O Inverno é o momento de visitar as sementes que plantamos sob a terra. Ver de que são feitas, que tipo de frutos vão brotar dali. Avaliar o que estivemos nutrindo até então, o que podemos encontrar dentro de nós mesmos. É um bom momento para conhecer a si mesmo. E nisso vamos encontrar muitos restos, muitas coisas que deixamos crescer em outras Primaveras e que agora não nos cabem mais, aquela preguiça, aquela arrogância, aquela insegurança, aquele medo, e a essas coisas há que dar fim, deixar que realmente se vão. E abrindo esse espaço, vamos encontrar também coisas muito valorosas, e são a essas coisas que temos que nos ater, às sementes de coragem, de gentileza, de amor, de honestidade, de ternura.

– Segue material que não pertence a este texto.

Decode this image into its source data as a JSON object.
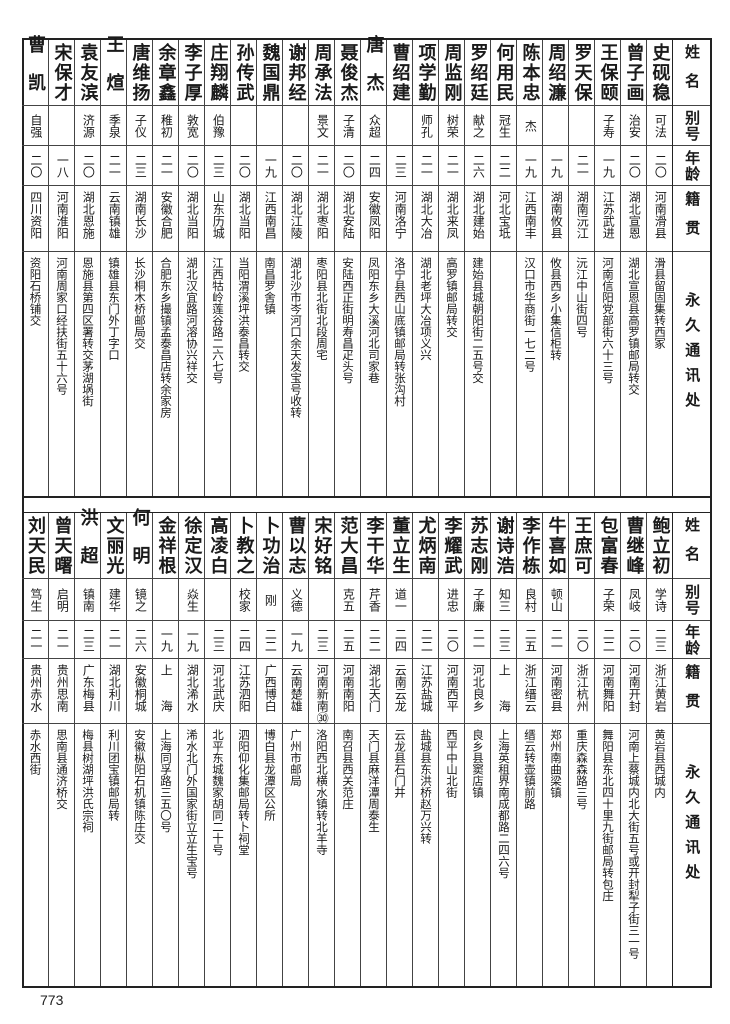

E o Inverno também nos dá uma grande oportunidade. De, nesse lugar silencioso, esse lugar aparentemente escuro, onde nada parece nos alcançar, encontrar aí uma luz constante, que existe independente do que exista para além dela, que nos mantém, e que diante de tantos ciclos, os supera. É essa luz, esse fogo, o qual realmente vai nutrir as nossas melhores sementes. É encontrando-o que sabemos dizer quem somos para além do que há ao nosso redor. Porque, entre mortes e vidas, algo há de permanecer, e aí está a serenidade com a qual meu bonsai deixou cair suas folhas, o lugar de onde vem essa certeza de que, eventualmente, novas e melhores folhas surgirão.